Today, it's Janet Does the Upper East Side. No, not my long-awaited porn debut. And enough with the emails on that, btw.
Tuesday I went to the 92nd Street Y (that's YMHA, built in the year five thousand-something) to see uber producer Glenn Ballard interview Idina Menzel about their new album. It was really interesting to hear how ideas for songs come to them and how they develop. One song Idina wrote when she was angry at her husband started out all "You Oughta Know"-y, but the label didn't like it. "If a song's got good DNA," Ballard said, "like this one, there are any number of ways to approach it." Then she sang it as it wound up on her album, very slow and mournful. She's kind of spunky and charming. And these adorable theater geek teen girls got to ask her questions after the interview. Her favorite word: captivate. Least favorite: nostril. She was a wedding singer as a teenager, "And I quit and went back a few times. I liked learning a whole bunch of different kinds of music, and I got really good at gibberish singing, because a lot of times I'd forget the words, but you know, it was okay, because nobody's really listening. But then I'd get an attitude because they always want you to do stuff. Like dance, or hold the limbo pole."

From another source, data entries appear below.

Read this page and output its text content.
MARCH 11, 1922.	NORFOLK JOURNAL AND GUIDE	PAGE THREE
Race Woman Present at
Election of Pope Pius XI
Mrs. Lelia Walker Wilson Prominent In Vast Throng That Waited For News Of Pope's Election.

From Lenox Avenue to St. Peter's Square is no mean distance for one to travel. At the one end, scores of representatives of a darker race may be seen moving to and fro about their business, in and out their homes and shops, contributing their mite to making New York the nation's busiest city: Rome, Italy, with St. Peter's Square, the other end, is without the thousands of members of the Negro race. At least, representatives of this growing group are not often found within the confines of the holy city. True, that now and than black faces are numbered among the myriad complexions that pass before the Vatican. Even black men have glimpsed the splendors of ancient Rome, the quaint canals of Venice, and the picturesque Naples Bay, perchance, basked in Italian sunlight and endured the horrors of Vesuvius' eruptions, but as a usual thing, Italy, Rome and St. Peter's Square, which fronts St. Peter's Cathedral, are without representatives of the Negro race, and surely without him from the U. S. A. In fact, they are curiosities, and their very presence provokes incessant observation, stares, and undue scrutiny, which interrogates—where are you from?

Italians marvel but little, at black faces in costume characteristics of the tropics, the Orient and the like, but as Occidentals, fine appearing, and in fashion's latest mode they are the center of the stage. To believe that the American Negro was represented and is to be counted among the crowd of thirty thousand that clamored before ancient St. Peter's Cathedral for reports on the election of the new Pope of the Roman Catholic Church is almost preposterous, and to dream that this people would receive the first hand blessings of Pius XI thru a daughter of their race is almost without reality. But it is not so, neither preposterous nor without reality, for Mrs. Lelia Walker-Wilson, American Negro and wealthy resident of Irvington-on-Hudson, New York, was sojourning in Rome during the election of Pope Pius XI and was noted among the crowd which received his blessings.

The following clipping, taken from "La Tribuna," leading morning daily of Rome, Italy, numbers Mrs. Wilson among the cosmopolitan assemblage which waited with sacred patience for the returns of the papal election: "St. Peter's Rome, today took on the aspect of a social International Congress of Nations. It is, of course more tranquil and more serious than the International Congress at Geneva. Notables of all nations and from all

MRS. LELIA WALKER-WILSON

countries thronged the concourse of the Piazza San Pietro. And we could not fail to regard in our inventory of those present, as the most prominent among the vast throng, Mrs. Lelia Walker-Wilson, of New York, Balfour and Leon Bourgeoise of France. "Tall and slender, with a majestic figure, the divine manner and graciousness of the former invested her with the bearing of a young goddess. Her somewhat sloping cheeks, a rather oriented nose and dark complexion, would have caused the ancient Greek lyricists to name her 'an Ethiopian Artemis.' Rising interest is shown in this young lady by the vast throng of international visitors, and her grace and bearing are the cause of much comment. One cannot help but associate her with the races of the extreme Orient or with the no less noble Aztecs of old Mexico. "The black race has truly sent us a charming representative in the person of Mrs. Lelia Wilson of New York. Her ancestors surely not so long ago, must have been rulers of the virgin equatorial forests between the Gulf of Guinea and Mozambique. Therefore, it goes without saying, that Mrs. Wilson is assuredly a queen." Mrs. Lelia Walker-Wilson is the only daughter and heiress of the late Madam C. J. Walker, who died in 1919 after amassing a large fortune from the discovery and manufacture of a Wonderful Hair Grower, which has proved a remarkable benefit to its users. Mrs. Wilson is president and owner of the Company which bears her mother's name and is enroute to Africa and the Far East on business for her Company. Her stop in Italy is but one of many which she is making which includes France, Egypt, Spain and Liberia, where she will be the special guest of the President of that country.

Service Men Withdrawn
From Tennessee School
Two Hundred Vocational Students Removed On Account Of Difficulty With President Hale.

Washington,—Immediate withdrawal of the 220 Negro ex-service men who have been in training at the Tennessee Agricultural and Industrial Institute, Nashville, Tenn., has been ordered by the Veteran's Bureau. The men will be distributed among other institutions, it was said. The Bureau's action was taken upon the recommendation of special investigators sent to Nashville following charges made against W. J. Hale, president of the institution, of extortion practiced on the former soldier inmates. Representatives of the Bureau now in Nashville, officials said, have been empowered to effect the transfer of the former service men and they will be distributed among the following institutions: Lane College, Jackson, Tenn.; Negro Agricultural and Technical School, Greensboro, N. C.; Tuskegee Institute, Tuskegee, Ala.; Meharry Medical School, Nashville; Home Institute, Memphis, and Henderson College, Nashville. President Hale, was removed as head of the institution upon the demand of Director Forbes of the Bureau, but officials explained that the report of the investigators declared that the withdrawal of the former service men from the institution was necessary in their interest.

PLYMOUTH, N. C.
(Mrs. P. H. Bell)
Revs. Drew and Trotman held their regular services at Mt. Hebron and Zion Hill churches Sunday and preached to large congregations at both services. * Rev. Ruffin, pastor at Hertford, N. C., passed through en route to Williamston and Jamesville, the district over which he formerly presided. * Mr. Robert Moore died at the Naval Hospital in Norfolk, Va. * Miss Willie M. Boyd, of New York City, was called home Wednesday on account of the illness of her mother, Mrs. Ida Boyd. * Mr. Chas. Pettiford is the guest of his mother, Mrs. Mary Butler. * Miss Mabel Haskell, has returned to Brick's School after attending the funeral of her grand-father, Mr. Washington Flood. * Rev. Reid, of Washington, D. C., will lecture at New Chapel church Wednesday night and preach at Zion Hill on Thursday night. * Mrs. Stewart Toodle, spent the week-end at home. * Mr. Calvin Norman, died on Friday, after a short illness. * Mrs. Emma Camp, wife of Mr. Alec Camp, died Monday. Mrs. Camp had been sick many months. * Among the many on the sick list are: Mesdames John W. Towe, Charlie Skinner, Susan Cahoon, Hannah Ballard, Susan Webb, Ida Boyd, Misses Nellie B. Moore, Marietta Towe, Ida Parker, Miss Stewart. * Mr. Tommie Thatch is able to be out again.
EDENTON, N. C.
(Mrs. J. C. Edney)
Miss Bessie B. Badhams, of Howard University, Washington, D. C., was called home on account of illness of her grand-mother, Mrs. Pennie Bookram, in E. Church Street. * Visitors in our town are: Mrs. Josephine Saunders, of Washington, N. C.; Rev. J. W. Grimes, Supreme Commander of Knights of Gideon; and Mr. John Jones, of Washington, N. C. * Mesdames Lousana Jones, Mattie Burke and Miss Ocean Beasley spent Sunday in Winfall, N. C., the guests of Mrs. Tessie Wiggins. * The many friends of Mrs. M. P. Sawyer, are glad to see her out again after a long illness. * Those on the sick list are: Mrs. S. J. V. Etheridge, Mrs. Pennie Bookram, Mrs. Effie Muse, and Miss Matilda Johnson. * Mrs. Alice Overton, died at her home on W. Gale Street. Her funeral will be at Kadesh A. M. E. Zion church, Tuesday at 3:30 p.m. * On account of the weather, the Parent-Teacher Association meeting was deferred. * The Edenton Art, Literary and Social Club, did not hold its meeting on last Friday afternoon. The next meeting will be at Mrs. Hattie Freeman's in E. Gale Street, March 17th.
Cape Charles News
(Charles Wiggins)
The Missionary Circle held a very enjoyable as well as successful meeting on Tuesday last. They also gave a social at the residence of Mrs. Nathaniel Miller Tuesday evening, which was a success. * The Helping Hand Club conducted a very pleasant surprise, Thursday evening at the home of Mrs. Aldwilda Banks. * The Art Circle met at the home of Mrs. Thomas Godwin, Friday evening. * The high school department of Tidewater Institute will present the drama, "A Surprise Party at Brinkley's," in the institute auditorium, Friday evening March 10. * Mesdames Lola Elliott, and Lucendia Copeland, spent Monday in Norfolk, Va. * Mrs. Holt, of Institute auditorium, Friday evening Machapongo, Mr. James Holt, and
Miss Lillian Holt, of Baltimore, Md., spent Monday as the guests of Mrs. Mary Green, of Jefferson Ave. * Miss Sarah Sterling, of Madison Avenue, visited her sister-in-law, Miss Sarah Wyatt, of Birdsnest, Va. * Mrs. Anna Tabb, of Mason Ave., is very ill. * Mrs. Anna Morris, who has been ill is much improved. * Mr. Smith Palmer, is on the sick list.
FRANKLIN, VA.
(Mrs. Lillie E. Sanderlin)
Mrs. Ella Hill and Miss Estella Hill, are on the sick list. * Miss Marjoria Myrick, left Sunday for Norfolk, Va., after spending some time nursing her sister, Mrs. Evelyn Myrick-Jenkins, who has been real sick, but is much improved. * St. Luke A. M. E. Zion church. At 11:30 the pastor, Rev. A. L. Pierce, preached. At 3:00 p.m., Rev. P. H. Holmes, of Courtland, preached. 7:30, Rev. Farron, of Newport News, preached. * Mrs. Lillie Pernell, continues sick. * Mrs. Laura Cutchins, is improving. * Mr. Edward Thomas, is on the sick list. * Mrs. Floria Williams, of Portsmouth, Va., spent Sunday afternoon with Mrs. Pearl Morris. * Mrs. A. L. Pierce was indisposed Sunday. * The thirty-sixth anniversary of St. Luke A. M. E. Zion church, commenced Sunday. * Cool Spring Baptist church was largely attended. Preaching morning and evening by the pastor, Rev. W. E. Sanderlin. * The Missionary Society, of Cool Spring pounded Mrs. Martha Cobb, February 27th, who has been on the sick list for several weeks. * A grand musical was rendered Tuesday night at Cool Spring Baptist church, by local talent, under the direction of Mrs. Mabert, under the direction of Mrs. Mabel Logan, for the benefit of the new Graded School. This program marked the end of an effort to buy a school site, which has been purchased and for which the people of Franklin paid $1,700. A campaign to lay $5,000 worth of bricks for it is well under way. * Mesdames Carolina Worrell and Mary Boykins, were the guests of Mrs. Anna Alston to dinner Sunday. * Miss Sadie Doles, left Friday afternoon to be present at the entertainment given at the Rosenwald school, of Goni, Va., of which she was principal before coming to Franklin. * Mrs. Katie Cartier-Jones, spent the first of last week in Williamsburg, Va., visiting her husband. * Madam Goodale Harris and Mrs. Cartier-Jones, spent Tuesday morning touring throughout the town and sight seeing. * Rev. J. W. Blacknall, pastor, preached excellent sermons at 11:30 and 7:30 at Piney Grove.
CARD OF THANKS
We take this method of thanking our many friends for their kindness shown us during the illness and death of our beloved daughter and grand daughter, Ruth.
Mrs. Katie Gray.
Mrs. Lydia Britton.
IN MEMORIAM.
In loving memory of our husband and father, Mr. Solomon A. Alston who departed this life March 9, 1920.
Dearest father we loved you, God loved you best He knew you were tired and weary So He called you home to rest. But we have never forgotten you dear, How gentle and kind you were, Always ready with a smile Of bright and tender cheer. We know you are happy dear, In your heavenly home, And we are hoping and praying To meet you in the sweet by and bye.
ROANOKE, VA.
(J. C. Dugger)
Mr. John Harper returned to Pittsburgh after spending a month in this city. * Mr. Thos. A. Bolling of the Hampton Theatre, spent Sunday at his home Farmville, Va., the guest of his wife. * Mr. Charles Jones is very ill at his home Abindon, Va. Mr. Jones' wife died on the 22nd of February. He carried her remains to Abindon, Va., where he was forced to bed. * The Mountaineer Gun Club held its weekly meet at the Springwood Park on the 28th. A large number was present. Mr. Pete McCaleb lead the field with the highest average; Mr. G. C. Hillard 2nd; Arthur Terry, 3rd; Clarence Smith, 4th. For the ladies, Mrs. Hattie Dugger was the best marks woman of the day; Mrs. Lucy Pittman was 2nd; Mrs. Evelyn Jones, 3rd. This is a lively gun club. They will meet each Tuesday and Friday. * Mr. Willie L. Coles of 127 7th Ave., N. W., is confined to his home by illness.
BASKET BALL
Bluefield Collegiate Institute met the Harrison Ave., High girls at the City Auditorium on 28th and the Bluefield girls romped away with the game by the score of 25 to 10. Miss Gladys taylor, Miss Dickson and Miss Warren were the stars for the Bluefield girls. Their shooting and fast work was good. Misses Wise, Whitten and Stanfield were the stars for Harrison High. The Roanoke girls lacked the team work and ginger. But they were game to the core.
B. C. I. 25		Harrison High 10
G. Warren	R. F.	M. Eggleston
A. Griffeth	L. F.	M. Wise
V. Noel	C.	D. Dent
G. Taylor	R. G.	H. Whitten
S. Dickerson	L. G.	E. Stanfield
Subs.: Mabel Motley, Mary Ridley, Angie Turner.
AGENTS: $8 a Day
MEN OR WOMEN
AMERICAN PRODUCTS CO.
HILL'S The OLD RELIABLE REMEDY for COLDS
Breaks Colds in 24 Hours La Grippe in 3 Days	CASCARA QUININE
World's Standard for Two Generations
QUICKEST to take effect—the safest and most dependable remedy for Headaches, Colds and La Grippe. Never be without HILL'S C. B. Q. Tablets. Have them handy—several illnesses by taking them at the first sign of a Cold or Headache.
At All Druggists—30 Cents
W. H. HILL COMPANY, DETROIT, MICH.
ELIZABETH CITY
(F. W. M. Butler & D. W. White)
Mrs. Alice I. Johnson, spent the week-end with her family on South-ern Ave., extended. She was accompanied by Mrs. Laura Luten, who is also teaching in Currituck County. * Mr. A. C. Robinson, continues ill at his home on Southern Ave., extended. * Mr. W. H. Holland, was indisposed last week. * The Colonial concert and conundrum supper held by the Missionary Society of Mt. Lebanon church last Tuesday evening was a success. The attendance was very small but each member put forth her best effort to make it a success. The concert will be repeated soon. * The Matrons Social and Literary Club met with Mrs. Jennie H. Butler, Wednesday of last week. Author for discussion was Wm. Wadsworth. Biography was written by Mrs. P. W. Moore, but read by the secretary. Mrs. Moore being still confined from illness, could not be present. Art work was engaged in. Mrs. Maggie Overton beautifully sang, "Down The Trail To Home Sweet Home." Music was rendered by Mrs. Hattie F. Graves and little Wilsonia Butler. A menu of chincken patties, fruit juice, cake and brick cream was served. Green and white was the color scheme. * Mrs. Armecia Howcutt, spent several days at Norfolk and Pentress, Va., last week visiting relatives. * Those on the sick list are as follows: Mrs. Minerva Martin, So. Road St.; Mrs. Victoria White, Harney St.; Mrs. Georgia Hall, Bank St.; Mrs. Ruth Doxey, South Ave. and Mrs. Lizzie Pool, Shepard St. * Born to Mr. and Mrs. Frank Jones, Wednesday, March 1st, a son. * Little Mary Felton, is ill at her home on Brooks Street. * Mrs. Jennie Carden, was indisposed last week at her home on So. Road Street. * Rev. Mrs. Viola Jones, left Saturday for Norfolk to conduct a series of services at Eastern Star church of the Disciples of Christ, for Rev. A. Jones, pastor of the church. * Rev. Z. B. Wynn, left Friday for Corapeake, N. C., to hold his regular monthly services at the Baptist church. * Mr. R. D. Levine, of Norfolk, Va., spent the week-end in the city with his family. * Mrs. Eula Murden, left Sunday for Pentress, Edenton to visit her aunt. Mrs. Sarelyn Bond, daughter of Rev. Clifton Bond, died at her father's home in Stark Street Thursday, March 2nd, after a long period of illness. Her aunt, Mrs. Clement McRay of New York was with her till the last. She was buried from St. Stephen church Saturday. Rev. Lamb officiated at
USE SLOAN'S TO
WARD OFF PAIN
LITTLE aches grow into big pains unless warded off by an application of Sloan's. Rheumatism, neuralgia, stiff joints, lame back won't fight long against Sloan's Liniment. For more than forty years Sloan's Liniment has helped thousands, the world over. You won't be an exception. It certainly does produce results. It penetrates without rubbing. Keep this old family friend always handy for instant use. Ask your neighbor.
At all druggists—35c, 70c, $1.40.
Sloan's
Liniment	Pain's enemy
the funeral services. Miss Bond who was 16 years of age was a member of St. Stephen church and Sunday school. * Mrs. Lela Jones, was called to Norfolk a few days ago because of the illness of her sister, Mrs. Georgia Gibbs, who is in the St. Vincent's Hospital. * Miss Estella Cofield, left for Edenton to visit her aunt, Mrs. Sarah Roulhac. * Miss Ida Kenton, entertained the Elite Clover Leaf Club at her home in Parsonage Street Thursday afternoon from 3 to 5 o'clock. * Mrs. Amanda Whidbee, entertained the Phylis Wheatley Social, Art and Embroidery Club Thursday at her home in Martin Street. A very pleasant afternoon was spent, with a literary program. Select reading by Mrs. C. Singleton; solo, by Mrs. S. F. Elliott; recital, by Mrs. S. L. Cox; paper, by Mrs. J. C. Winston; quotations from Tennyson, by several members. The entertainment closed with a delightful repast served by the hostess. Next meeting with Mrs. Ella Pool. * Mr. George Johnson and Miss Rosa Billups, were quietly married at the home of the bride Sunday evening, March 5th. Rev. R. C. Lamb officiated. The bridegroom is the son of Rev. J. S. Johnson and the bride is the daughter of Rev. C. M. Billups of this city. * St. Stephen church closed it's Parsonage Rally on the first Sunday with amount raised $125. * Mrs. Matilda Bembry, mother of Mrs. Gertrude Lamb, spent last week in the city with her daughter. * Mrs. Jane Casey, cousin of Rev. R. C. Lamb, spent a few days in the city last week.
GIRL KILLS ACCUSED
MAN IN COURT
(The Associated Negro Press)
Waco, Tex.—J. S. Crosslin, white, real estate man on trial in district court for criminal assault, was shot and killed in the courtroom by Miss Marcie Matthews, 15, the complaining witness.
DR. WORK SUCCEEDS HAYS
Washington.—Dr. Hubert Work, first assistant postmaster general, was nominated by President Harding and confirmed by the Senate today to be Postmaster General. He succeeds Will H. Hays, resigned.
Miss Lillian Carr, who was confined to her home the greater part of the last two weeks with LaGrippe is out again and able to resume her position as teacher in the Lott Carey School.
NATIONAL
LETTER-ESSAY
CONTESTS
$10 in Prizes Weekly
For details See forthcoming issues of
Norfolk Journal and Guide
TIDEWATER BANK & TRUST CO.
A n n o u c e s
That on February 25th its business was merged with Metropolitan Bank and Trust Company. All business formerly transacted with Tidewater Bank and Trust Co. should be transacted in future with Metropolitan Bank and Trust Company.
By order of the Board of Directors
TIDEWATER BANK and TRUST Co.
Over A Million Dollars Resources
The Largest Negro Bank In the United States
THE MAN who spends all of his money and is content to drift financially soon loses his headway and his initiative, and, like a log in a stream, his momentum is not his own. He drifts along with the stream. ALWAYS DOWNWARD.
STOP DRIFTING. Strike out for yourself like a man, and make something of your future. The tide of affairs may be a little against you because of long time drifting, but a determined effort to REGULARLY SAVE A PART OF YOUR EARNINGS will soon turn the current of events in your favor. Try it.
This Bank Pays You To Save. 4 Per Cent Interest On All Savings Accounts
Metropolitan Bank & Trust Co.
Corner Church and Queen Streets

Then today I joined the Metropolitan Museum. I spent about an hour in the antiquities area before my dentist appointment. My favorite thing was the caption on an Egyptian artifact, Mask of a Young Person with an Unusual Hairstyle: " . . . no earrings or other jewelry are worn that would make a female gender identification likely, so it seems probable that the mask represents a young man who wears his hair longer in the back." That's fancy museum talk for dude's rockin' a mullet!
Everything went a-ok at the dentist. This is my hygienist, who I found out lives just down at the next subway stop from me, "You've got beautiful teeth, you know that, right? Anyone would know that just from looking in your mouth, or at your x-rays. I'm not saying you look like you're twenty years old, but look at how high your bone mass comes here, you have the mouth of a teenager. I hope you know that's a compliment." Also, she's never been in a Container Store, one of the great category-killers of the world, despite there being one three blocks from their office.